21.8
For a few
days, until the general's wound was healed, there was a blockade rather than
an active siege, and during this interval, though there was a respite from
fighting, the construction of siege works and approaches went on
uninterruptedly. When the fighting was resumed it was fiercer than ever. In
spite of the difficulties of the ground the vineae were advanced and the
battering rams placed against the walls. The Carthaginians had the
superiority in numbers -there were said to have been 150,000 fighting men -whilst the defenders, obliged to keep watch and ward everywhere, were
dissipating their strength and finding their numbers unequal to the task. The
walls were now being pounded by the rams, and in many places had been
shaken down. One part where a continuous fall had taken place laid the city
open; three towers in succession, and the whole of the wall between them
fell with a tremendous crash. The Carthaginians looked upon the town as
already captured after that fall, and both sides rushed through the breach as
though the wall had only served to protect them from each other. There was
nothing of the desultory fighting which goes on when cities are stormed, as
each side gets an opportunity of attacking the other. The two bodies of
combatants confronted one another in the space between the ruined wall and
the houses of the city in as regular formation as though they had been in an
open field. On the one side there was the courage of hope, on the other the
courage of despair. The Carthaginians believed that with a little effort on
their part the city would be theirs; the Saguntines opposed their bodies as a
shield for their fatherland now stripped of its walls; not a man relaxed his
foothold for fear of letting an enemy in through the spot which he had left
open. So the hotter and closer the fighting became the greater grew the
number of wounded, for no missile fell ineffectively amongst the crowded
ranks.
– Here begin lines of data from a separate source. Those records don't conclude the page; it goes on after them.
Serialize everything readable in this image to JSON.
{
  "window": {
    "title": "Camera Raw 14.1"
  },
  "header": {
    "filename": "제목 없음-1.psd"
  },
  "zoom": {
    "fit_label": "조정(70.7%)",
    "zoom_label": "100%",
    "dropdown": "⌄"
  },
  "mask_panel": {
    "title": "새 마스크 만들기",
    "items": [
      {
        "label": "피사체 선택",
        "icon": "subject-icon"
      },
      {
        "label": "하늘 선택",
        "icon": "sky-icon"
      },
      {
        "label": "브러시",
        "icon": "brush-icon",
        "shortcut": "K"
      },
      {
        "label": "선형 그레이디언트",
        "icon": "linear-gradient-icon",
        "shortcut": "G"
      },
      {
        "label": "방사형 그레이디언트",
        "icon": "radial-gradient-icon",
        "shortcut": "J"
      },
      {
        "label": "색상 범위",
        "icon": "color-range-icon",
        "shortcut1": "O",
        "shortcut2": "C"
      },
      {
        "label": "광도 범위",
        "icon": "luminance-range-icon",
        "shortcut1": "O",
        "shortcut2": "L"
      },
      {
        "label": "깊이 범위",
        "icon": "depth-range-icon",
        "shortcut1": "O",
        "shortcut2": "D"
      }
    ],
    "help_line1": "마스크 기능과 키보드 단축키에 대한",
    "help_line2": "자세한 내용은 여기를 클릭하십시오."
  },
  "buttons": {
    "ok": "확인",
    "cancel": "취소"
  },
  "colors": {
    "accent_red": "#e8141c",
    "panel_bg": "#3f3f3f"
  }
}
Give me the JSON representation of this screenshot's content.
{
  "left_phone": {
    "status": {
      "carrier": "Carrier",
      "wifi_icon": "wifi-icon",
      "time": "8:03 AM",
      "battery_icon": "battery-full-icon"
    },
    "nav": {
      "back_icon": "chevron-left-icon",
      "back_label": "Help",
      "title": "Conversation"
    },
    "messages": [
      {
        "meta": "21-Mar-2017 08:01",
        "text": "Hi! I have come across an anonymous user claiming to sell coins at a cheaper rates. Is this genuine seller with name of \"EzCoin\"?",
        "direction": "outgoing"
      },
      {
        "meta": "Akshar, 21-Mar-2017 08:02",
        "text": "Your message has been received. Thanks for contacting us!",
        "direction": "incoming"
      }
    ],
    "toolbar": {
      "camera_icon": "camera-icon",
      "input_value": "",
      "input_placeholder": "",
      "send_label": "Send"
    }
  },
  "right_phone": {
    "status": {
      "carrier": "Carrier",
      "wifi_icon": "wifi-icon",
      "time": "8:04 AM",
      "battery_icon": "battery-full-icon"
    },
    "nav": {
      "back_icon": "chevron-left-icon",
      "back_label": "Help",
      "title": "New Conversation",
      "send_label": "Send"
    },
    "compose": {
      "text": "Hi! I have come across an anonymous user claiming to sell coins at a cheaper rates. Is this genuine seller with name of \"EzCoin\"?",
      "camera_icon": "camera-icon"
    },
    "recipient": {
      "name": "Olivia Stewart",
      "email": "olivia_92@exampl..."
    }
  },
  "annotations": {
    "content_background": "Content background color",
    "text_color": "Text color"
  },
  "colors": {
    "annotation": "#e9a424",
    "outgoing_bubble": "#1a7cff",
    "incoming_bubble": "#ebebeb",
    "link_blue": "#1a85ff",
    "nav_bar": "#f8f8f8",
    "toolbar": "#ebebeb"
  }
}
The missile used by the Saguntines was the phalarica, a javelin with a
shaft smooth and round up to the head, which, as in the pilum, was an iron
point of square section. The shaft was wrapped in tow and then smeared
with pitch; the iron head was three feet long and capable of penetrating
armour and body alike. Even if it only stuck in the shield and did not reach
the body it was a most formidable weapon, for when it was discharged with
the tow set on fire the flame was fanned to a fiercer heat by its passage
through the air, and it forced the soldier to throw away his shield and left
him defenceless against the sword thrusts which followed.